Comey, for his part, failed to disclose the summer investigation of Trump – Russia connections. His focusing on misuse of a personal email server, which has had no proven detrimental impact on our country’s safety or political health, smelled of misogyny and election tampering particularly when coupled with his withholding of information that might prove treasonous. While Comey may have conducted an “independent” Clinton investigation, his use of the information was not neutral.
So yes – firing Comey based upon the Clinton email investigation could be justified.
The problem is that the firing did not happen on January 21.
But firing Comey now over the email investigation is pretext and will not save the president from exposure. Whether the President’s narcissism at being publicly challenged by Comey by continuing the Russia investigation triggered the Comey firing or it was the knowledge that treasonous acts are about to be exposed is almost irrelevant.
Fully exposed is this: What our president most fears is truth. And he is willing to use extreme measures to prevent challenge and exposure.
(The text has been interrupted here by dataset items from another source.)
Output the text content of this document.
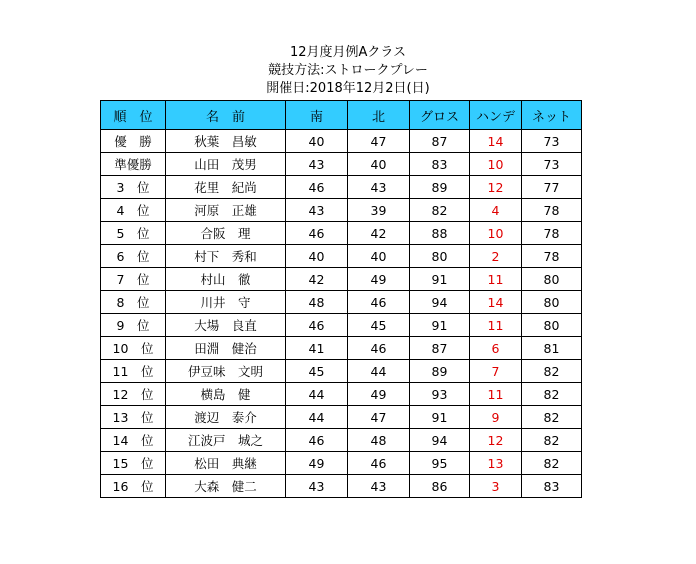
12月度月例Aクラス
競技方法:ストロークプレー
開催日:2018年12月2日(日)
順　位	名　前	南	北	グロス	ハンデ	ネット
優　勝	秋葉　昌敏	40	47	87	14	73
準優勝	山田　茂男	43	40	83	10	73
3　位	花里　紀尚	46	43	89	12	77
4　位	河原　正雄	43	39	82	4	78
5　位	合阪　理	46	42	88	10	78
6　位	村下　秀和	40	40	80	2	78
7　位	村山　徹	42	49	91	11	80
8　位	川井　守	48	46	94	14	80
9　位	大場　良直	46	45	91	11	80
10　位	田淵　健治	41	46	87	6	81
11　位	伊豆味　文明	45	44	89	7	82
12　位	横島　健	44	49	93	11	82
13　位	渡辺　泰介	44	47	91	9	82
14　位	江波戸　城之	46	48	94	12	82
15　位	松田　典継	49	46	95	13	82
16　位	大森　健二	43	43	86	3	83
He is willing to undermine, if not destroy, established democratic processes in order to preserve his self-image.
Case in point: almost lost in the shadow of the Comey firing was the arrest of reporter who repeatedly asked Health and Human Services Secretary Tom Price if domestic violence would be a pre-existing condition under Trumpcare. The reporter was arraigned and released only after posting $5,000.00 in bail. First amendment freedoms are threatened.
While this is a time when Americans should be afraid, this is not the time to engage fear based responses. Americans have shown recent resistance through organized and spontaneous activism. Human rights activists within and without our borders have proven to be skilled strategists. Goal number one must be development of a global plan to contain Trump.